Fue el jueves pasado, apenas unas horas antes de conocer el
comunicado en que ETA declaraba el fin de su violencia de tantos años. Charlaba
con un amigo, periodista como yo y profesor universitario como lo fui yo,
delante de un café después de mucho tiempo, demasiado, y la charla acabó, como
no podía ser de otra forma, centrada en el estado actual de esta profesión que
queremos y hemos querido tanto.
Llegamos a la conclusión de que deberíamos reunir a quienes,
como nosotros no se conforman con lo que está pasando, de que deberíamos
convocar a quienes, como nosotros, ya están cansados de que se manipule nuestro
trabajo y el de nuestros compañeros dando a cada palabra que se dice o se
publica un sesgo que no deberían tener.
Cambiamos anécdotas y sensaciones y llegamos a la conclusión
de que ya no se respeta a los lectores, a los oyentes o a los telespectadores.

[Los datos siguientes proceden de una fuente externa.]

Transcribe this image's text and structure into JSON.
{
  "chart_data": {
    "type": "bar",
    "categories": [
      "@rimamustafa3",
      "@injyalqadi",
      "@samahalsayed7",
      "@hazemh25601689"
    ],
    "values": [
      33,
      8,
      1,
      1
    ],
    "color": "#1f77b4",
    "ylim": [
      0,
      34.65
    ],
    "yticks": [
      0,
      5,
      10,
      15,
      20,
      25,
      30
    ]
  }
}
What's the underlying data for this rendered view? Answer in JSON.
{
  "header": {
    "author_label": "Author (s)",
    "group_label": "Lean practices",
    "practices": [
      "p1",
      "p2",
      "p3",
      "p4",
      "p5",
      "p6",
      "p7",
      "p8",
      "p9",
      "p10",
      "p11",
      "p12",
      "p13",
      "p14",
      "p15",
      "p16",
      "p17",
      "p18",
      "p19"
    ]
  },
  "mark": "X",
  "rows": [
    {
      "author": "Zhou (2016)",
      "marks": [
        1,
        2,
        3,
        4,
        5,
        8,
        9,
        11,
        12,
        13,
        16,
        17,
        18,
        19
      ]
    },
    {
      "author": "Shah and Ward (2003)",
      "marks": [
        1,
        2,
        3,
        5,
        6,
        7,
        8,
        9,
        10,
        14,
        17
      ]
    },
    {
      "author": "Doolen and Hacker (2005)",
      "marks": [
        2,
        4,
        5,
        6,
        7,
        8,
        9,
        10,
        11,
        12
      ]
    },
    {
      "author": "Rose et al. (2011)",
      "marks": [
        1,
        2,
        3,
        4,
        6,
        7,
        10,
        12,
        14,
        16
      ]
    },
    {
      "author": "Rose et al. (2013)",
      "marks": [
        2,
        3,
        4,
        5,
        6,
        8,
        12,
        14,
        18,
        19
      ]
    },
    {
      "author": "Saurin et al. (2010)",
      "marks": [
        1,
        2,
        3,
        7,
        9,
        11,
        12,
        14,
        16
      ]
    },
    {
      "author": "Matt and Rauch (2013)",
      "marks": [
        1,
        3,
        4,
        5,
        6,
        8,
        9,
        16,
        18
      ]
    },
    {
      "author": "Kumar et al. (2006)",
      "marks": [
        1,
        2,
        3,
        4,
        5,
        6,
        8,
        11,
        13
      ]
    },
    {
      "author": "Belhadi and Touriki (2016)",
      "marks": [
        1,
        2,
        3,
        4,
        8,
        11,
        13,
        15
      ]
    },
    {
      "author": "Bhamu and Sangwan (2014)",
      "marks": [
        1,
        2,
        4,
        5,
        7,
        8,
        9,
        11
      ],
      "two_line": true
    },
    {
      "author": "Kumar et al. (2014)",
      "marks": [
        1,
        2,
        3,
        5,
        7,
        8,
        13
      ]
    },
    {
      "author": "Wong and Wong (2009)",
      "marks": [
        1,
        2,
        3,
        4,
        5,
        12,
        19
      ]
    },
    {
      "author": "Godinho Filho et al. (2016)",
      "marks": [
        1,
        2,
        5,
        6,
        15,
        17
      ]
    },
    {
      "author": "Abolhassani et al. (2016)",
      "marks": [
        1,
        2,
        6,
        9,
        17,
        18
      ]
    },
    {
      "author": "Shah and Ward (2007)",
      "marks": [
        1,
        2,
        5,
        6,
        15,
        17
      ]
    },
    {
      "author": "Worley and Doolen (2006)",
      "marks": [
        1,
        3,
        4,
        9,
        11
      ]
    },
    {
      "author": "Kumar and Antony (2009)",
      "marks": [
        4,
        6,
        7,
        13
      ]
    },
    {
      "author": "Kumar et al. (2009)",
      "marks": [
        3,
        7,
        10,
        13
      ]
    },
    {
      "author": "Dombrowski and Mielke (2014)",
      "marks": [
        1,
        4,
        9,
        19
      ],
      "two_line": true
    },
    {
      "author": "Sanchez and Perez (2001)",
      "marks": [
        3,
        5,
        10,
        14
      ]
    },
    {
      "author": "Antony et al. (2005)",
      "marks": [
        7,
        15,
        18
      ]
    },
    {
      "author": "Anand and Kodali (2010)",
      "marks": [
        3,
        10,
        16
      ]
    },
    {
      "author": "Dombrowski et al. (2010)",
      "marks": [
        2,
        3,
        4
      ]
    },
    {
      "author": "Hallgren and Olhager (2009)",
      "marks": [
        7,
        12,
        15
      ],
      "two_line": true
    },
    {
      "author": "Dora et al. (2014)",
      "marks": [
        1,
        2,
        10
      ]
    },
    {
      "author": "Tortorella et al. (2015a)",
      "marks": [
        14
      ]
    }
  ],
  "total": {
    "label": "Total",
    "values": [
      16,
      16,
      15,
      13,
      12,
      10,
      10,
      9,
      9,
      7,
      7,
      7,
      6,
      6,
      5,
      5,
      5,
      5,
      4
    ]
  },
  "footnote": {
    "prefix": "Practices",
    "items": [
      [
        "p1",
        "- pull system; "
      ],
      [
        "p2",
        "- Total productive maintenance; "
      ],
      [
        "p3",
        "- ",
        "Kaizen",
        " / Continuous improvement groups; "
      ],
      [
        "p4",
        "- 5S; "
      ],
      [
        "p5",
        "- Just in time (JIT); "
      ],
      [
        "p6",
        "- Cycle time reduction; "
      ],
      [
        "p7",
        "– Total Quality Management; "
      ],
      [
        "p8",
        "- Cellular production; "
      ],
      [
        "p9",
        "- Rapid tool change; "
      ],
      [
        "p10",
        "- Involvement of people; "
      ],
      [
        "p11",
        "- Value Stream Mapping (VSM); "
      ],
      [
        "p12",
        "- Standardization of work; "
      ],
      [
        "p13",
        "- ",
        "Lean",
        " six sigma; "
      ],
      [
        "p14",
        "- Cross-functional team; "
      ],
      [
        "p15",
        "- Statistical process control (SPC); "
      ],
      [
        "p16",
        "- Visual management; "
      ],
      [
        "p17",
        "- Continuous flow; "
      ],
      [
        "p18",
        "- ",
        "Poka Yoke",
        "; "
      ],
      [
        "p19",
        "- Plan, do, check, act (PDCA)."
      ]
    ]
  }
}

Coincidimos en que los periódicos y los programas ya no se hacen para ellos.
Llegamos a la conclusión de que la prensa es una actividad en la que el que
menos importa es el destinatario de la misma.
Por mi parte soy consciente desde hace demasiado tiempo, y
vosotros sois testigos de ello, de que la prensa trabaja para el poder
-económico, político s, simplemente, mediático- y no para nosotros. Hace
demasiado tiempo que la verdad ha muerto o malvive en las redacciones. No hay
más que ver como se recoge en las portadas de la prensa de ayer o qué decían
las aperturas de los diferentes telediarios o informativos de radio, para
intuir que algo va mal. Cómo es posible, si no, que un medio diga una cosa y el
de al lado la contraria sin que pase nada.
Creo que el problema está en que demasiados
"compañeros" avispados se han convertido en empresarios o se han
acostumbrado a vivir -muy bien, por cierto- demasiado cerca del poder. Es
entonces cuando se mide cada sílaba dicha o publicada para que no perjudique
los intereses de los "padrinos" del medio y, a ser posible, menoscabe
los del medio o los padrinos rivales.
Hemos dejado que se degenere nuestro oficio hasta el punto
de convertir cada redacción en una trinchera en la que se aplican las leyes de
la guerra contra todo aquel que osa manifestar un ápice de personalidad y
apartarse un milímetro del credo del que la controla.
Sólo así se explica que, en ocasiones, cuando lo que se pide
a los profesionales desata o debiera desatar en ellos la náusea que denota la
intolerancia al veneno que le fuerzan a tomar, tenga que escuchar, a veces como
consigna gritada desde un despacho, a veces como consejo acompañado de una
palmada en la espalda, la frase que da título a esta pieza ¡Sin complejos!